Ramsey Goodness of Paths in Random Graphs

TL;DR

This paper determines the threshold probabilities for Erdős–Rényi random graphs to almost surely be Ramsey for a clique versus a path, identifying sharp bounds for different graph sizes and configurations.

Contribution

It establishes precise probabilistic thresholds for random graphs to be Ramsey for a clique versus a path, extending understanding of Ramsey properties in random graph models.

Findings

Threshold at p >> n^{-2/(r+1)} for G(N,p) to be Ramsey for (K_{r+1}, P_n)

Threshold at p >> n^{-2/(r+2)} for G(rn + t, p) to be Ramsey for (K_{r+1}, P_n)

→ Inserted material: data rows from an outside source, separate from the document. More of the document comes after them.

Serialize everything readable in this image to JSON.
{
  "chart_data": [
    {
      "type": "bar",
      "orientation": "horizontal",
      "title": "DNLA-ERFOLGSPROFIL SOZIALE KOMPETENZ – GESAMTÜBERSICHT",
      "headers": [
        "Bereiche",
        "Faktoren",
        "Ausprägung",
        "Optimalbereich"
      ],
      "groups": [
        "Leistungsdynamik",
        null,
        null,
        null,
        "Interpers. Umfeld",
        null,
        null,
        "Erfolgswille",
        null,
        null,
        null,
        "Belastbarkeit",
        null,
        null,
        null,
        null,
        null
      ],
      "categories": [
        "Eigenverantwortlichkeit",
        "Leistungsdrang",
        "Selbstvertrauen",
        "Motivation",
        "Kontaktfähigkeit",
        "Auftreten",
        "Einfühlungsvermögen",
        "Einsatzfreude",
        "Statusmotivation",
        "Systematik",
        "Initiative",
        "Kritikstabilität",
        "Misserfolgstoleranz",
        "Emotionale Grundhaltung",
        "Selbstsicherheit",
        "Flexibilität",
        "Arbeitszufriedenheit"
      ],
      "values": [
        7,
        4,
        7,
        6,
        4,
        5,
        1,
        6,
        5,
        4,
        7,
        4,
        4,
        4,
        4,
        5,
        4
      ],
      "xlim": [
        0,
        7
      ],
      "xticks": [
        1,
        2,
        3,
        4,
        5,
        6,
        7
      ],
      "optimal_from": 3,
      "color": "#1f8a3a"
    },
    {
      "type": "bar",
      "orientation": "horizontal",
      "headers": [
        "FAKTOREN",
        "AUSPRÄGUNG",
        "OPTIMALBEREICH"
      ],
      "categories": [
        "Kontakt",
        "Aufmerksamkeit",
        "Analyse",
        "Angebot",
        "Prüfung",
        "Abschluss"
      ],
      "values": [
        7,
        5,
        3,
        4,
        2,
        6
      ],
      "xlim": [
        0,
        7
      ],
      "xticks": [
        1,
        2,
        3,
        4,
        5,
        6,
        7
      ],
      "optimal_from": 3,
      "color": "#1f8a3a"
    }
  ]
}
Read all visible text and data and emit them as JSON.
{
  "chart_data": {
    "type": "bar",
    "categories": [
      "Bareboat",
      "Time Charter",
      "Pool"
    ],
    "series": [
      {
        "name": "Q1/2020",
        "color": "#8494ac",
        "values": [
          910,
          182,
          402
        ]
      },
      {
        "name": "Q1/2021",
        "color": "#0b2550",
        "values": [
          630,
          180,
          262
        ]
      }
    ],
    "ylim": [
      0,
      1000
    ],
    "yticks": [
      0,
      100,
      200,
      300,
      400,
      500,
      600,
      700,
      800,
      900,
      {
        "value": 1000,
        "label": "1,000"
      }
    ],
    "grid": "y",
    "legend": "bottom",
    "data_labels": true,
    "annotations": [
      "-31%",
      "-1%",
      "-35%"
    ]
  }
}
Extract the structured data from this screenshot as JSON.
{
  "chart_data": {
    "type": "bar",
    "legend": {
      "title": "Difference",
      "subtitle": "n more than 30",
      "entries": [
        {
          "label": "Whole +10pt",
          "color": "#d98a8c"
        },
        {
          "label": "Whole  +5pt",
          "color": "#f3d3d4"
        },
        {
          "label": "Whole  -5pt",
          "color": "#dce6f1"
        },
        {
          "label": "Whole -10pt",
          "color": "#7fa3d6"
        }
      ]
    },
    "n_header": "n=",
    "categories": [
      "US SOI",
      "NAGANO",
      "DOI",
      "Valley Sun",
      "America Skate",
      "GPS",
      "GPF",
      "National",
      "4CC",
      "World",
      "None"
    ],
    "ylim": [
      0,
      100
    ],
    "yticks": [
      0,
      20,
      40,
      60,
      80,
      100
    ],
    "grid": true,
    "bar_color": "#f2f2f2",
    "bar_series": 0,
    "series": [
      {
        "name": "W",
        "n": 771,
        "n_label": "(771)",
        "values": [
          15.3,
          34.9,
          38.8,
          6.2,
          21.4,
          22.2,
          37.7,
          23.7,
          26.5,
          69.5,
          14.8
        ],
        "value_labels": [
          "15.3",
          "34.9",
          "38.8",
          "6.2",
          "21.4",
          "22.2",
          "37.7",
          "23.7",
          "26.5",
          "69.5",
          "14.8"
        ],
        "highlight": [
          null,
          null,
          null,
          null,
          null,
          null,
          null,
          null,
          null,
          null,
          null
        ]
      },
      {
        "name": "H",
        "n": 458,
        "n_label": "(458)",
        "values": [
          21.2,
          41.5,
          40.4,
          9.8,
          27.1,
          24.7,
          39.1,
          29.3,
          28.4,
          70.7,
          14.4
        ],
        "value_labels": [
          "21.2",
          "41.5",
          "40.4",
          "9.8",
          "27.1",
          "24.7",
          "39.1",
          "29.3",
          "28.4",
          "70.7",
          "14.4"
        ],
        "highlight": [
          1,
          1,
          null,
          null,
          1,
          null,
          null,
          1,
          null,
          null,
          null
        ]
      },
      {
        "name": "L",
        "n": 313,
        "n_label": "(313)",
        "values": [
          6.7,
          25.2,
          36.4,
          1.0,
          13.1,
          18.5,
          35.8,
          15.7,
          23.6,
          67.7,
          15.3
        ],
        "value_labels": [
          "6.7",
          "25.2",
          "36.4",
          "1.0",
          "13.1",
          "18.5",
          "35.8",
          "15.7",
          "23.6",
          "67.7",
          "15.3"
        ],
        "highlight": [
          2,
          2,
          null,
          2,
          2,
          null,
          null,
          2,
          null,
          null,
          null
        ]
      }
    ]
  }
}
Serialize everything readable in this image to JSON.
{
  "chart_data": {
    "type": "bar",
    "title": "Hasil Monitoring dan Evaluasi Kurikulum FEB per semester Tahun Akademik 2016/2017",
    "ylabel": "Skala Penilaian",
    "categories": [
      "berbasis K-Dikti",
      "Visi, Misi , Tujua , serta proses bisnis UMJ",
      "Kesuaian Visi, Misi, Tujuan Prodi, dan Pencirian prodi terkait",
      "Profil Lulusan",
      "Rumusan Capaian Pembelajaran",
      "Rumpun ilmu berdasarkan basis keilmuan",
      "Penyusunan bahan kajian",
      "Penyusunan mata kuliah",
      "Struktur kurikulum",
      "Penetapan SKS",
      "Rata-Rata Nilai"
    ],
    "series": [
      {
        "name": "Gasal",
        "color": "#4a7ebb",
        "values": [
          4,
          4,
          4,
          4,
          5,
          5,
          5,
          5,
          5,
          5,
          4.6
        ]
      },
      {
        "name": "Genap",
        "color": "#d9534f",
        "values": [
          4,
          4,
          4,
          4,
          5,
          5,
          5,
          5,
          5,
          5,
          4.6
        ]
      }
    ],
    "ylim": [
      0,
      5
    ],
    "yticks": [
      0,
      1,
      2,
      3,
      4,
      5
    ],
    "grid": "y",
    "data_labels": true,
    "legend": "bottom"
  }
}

Results are sharp, with non-Ramsey behavior below these thresholds

Abstract

We say that a graph $G$ is Ramsey for $H_1$ versus $H_2$, and write $G \to (H_1,H_2)$, if every red-blue colouring of the edges of $G$ contains either a red copy of $H_1$ or a blue copy of $H_2$. In this paper we study the threshold for the event that the Erd\H{o}s--R\'enyi random graph $G(N,p)$ is Ramsey for a clique versus a path. We show that $$G\big( (1 + \varepsilon) rn,p \big) \to (K_{r+1},P_n)$$ with high probability if $p \gg n^{-2 / (r + 1)}$, and $$G\big( rn + t, p \big) \to (K_{r+1},P_n)$$ with high probability if $p \gg n^{-2 / (r + 2)}$ and $t \gg 1/p$. Both of these results are sharp (in different ways), since with high probability $G(Cn,p) \not\to (K_{r+1}, P_n)$ for any constant $C > 0$ if $p \ll n^{-2/(r + 1)}$, and $G(rn + t, p) \not\to (K_{r+1}, P_n)$ if $t \ll 1/p$, for any $0 < p \le 1$.